Discriminação positiva
Menos carros, mais cidades
Sobre o autor
POLIS, CIVITAS E URBIS
DE INÍCIO, AS PALAVRAS DO TÍTULO parecem significar cidade. Porém, importantes distinções existem entre elas. Juntas, talvez consigam expressar o que hoje entendemos e praticamos como vida urbana.
Polis, na Grécia Antiga, significava cidade-estado Na verdade, englobava um território urbano e rural, e quase sempre seu ponto mais alto era escolhido para assentamento da cidade. Era uma organização social constituída por cidadãos livres que discutiam e elaboravam leis relativas à vida pública. Viveu o apogeu nos séculos VI e V antes de Cristo, e o seu modelo de governança é considerado o berço da democracia. Tinha independência política, jurídica, religiosa e comercial. Os homens nascidos no solo das cidades gregas, portanto cidadãos, eram chamados de politikos. Assim, a polis grega abrigava politikos, ou melhor, políticos eram os que nasciam nas cidades.
Já civitas, no latim, significa cidadania ou a condição de pessoa natural de um certo lugar, pertencente a um estado, onde se goza de direitos que lhe permitem participar da vida política. Ao mesmo tempo, civitas dizia respeito também ao conjunto de cidadãos, cidade, sede de governo e, até em certo sentido, pátria. Provinha de civis, equivalente a cidadão, e titas, a condição de. Um pouco diferente da polis grega, a civitas romana abrigava cidadania. Quem vivia na civita eram os cidadãos.

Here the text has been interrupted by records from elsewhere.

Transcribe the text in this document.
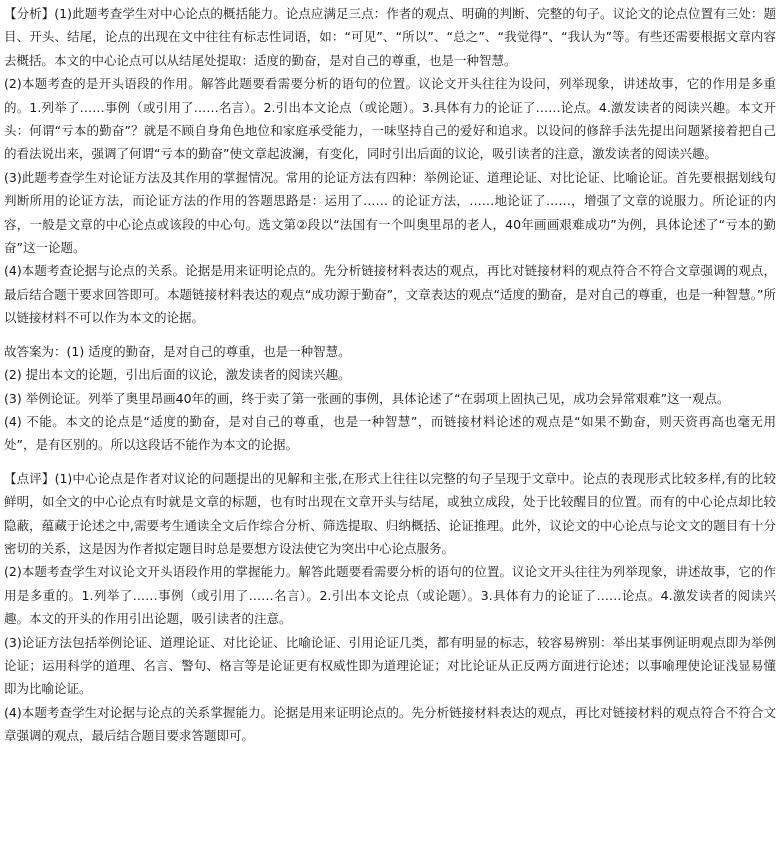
【分析】(1)此题考查学生对中心论点的概括能力。论点应满足三点：作者的观点、明确的判断、完整的句子。议论文的论点位置有三处：题目、开头、结尾，论点的出现在文中往往有标志性词语，如：“可见”、“所以”、“总之”、“我觉得”、“我认为”等。有些还需要根据文章内容去概括。本文的中心论点可以从结尾处提取：适度的勤奋，是对自己的尊重，也是一种智慧。

(2)本题考查的是开头语段的作用。解答此题要看需要分析的语句的位置。议论文开头往往为设问，列举现象，讲述故事，它的作用是多重的。1.列举了……事例（或引用了……名言）。2.引出本文论点（或论题）。3.具体有力的论证了……论点。4.激发读者的阅读兴趣。本文开头：何谓“亏本的勤奋”？就是不顾自身角色地位和家庭承受能力，一味坚持自己的爱好和追求。以设问的修辞手法先提出问题紧接着把自己的看法说出来，强调了何谓“亏本的勤奋”使文章起波澜，有变化，同时引出后面的议论，吸引读者的注意，激发读者的阅读兴趣。

(3)此题考查学生对论证方法及其作用的掌握情况。常用的论证方法有四种：举例论证、道理论证、对比论证、比喻论证。首先要根据划线句判断所用的论证方法，而论证方法的作用的答题思路是：运用了…… 的论证方法，……地论证了……，增强了文章的说服力。所论证的内容，一般是文章的中心论点或该段的中心句。选文第②段以“法国有一个叫奥里昂的老人，40年画画艰难成功”为例，具体论述了“亏本的勤奋”这一论题。

(4)本题考查论据与论点的关系。论据是用来证明论点的。先分析链接材料表达的观点，再比对链接材料的观点符合不符合文章强调的观点，最后结合题干要求回答即可。本题链接材料表达的观点“成功源于勤奋”，文章表达的观点“适度的勤奋，是对自己的尊重，也是一种智慧。”所以链接材料不可以作为本文的论据。

故答案为：(1) 适度的勤奋，是对自己的尊重，也是一种智慧。

(2) 提出本文的论题，引出后面的议论，激发读者的阅读兴趣。

(3) 举例论证。列举了奥里昂画40年的画，终于卖了第一张画的事例，具体论述了“在弱项上固执己见，成功会异常艰难”这一观点。

(4) 不能。本文的论点是“适度的勤奋，是对自己的尊重，也是一种智慧”，而链接材料论述的观点是“如果不勤奋，则天资再高也毫无用处”，是有区别的。所以这段话不能作为本文的论据。

【点评】(1)中心论点是作者对议论的问题提出的见解和主张,在形式上往往以完整的句子呈现于文章中。论点的表现形式比较多样,有的比较鲜明，如全文的中心论点有时就是文章的标题，也有时出现在文章开头与结尾，或独立成段，处于比较醒目的位置。而有的中心论点却比较隐蔽，蕴藏于论述之中,需要考生通读全文后作综合分析、筛选提取、归纳概括、论证推理。此外，议论文的中心论点与论文文的题目有十分密切的关系，这是因为作者拟定题目时总是要想方设法使它为突出中心论点服务。

(2)本题考查学生对议论文开头语段作用的掌握能力。解答此题要看需要分析的语句的位置。议论文开头往往为列举现象，讲述故事，它的作用是多重的。1.列举了……事例（或引用了……名言）。2.引出本文论点（或论题）。3.具体有力的论证了……论点。4.激发读者的阅读兴趣。本文的开头的作用引出论题，吸引读者的注意。

(3)论证方法包括举例论证、道理论证、对比论证、比喻论证、引用论证几类，都有明显的标志，较容易辨别：举出某事例证明观点即为举例论证；运用科学的道理、名言、警句、格言等是论证更有权威性即为道理论证；对比论证从正反两方面进行论述；以事喻理使论证浅显易懂即为比喻论证。

(4)本题考查学生对论据与论点的关系掌握能力。论据是用来证明论点的。先分析链接材料表达的观点，再比对链接材料的观点符合不符合文章强调的观点，最后结合题目要求答题即可。
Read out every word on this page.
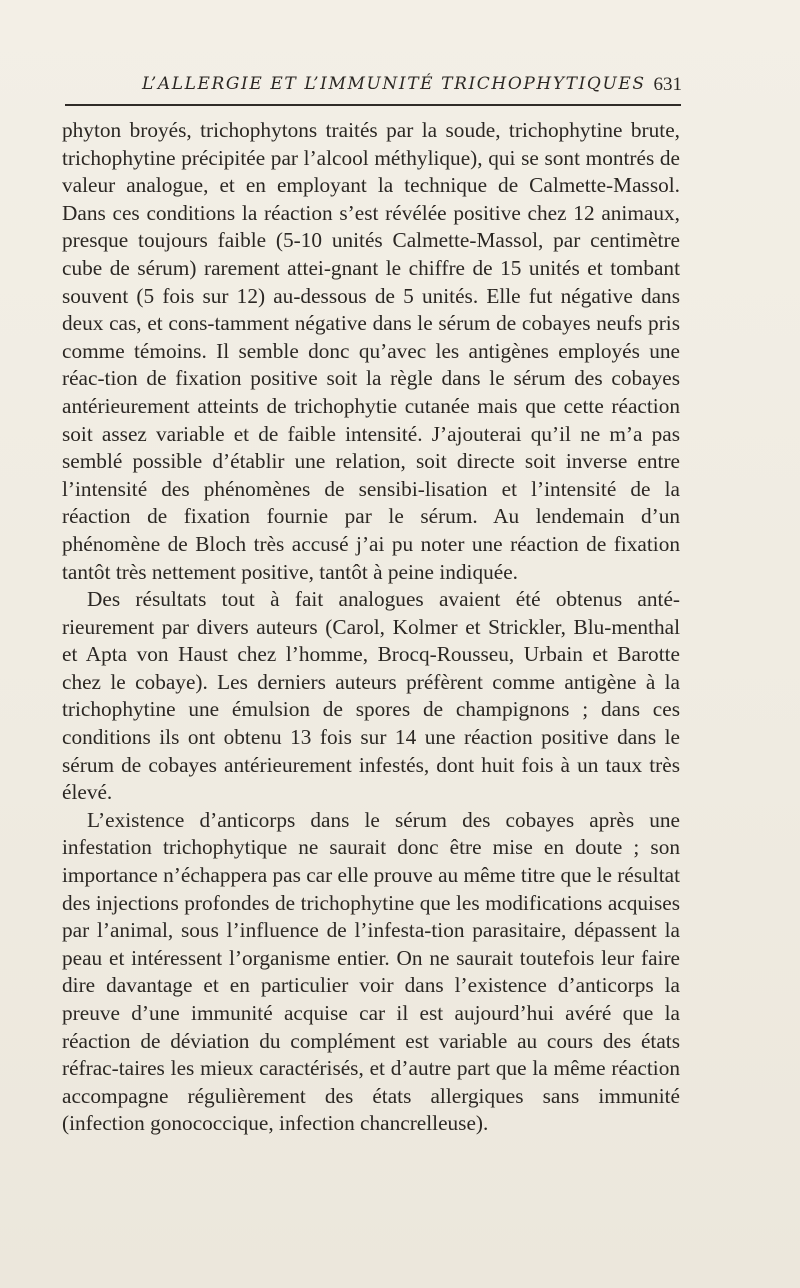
L’ALLERGIE ET L’IMMUNITÉ TRICHOPHYTIQUES 631

phyton broyés, trichophytons traités par la soude, trichophytine brute, trichophytine précipitée par l’alcool méthylique), qui se sont montrés de valeur analogue, et en employant la technique de Calmette-Massol. Dans ces conditions la réaction s’est révélée positive chez 12 animaux, presque toujours faible (5-10 unités Calmette-Massol, par centimètre cube de sérum) rarement attei-gnant le chiffre de 15 unités et tombant souvent (5 fois sur 12) au-dessous de 5 unités. Elle fut négative dans deux cas, et cons-tamment négative dans le sérum de cobayes neufs pris comme témoins. Il semble donc qu’avec les antigènes employés une réac-tion de fixation positive soit la règle dans le sérum des cobayes antérieurement atteints de trichophytie cutanée mais que cette réaction soit assez variable et de faible intensité. J’ajouterai qu’il ne m’a pas semblé possible d’établir une relation, soit directe soit inverse entre l’intensité des phénomènes de sensibi-lisation et l’intensité de la réaction de fixation fournie par le sérum. Au lendemain d’un phénomène de Bloch très accusé j’ai pu noter une réaction de fixation tantôt très nettement positive, tantôt à peine indiquée.

Des résultats tout à fait analogues avaient été obtenus anté-rieurement par divers auteurs (Carol, Kolmer et Strickler, Blu-menthal et Apta von Haust chez l’homme, Brocq-Rousseu, Urbain et Barotte chez le cobaye). Les derniers auteurs préfèrent comme antigène à la trichophytine une émulsion de spores de champignons ; dans ces conditions ils ont obtenu 13 fois sur 14 une réaction positive dans le sérum de cobayes antérieurement infestés, dont huit fois à un taux très élevé.

L’existence d’anticorps dans le sérum des cobayes après une infestation trichophytique ne saurait donc être mise en doute ; son importance n’échappera pas car elle prouve au même titre que le résultat des injections profondes de trichophytine que les modifications acquises par l’animal, sous l’influence de l’infesta-tion parasitaire, dépassent la peau et intéressent l’organisme entier. On ne saurait toutefois leur faire dire davantage et en particulier voir dans l’existence d’anticorps la preuve d’une immunité acquise car il est aujourd’hui avéré que la réaction de déviation du complément est variable au cours des états réfrac-taires les mieux caractérisés, et d’autre part que la même réaction accompagne régulièrement des états allergiques sans immunité (infection gonococcique, infection chancrelleuse).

A urbis, por sua vez, era a designação no latim usada para cidade ou aglomerado populacional, onde praticavam-se trocas variadas de bens, serviços e produtos. Um meio geográfico caracterizado por um conjunto de edificações, infraestruturas e com atividades variadas, ao mesmo tempo, cidade, município ou povoação. Diria que é uma definição que trata mais da dimensão física das cidades. Encontram-se, portanto, na urbis, além das pessoas, ruas, praças, templos, casas, mercados etc.
CONCLUSÃO Resumidamente, as três palavras ajudariam a explicar a cidade como entendemos e vivenciamos hoje: território da política, da cidadania e das infraestruturas e bens urbanos.
LA VILLE ET LA CITÉ
O PROFESSOR DE URBANISMO RICHARD SENNET, da London School e de Harvard, em seu mais recente livro Construir e habitar: ética para uma cidade aberta (Record, 2018), trata, entre outros assuntos, do divórcio entre cité e ville (ambas significam cidade). E usa as duas palavras francesas para demonstrar as diferenças conceituais entre uma e outra, alegando ser este idioma pioneiro em fazer tal separação.
Para o autor, cidade significa duas coisas diferentes: um lugar físico e uma mentalidade formada de percepções, comportamentos e crenças. Ou melhor, o ambiente construído é uma coisa e a maneira como nele as pessoas habitam, outra. As ruas, praças, edificações e a infraestrutura compõem la ville. E o jeito de viver e a consciência de lugar coletivo representam la cité.
Visitando as primeiras e exitosas experiências do urbanismo em meados do século XIX, no projeto de Haussmann¹ para Paris, o de Cerdà para Barcelona e o de Olmsted para o Central Park, de Nova York, o autor aponta algumas limitações de tais planos, que tentavam àquela altura modelar a ville (ambiente construído) para mobilizar a cité (o modo de viver das pessoas naquelas cidades). Como para o professor Sennet a cidade é um lugar complexo, cheio de contradições e ambiguidades, ela acaba sendo, no todo, bem maior do que a soma das suas partes. E, portanto, quanto mais complexa na forma concreta ela for, mais rica ainda ela será em seus significados e símbolos. Assim, para ele, nas cidades a função costuma seguir a forma. La ville pode alterar la cité.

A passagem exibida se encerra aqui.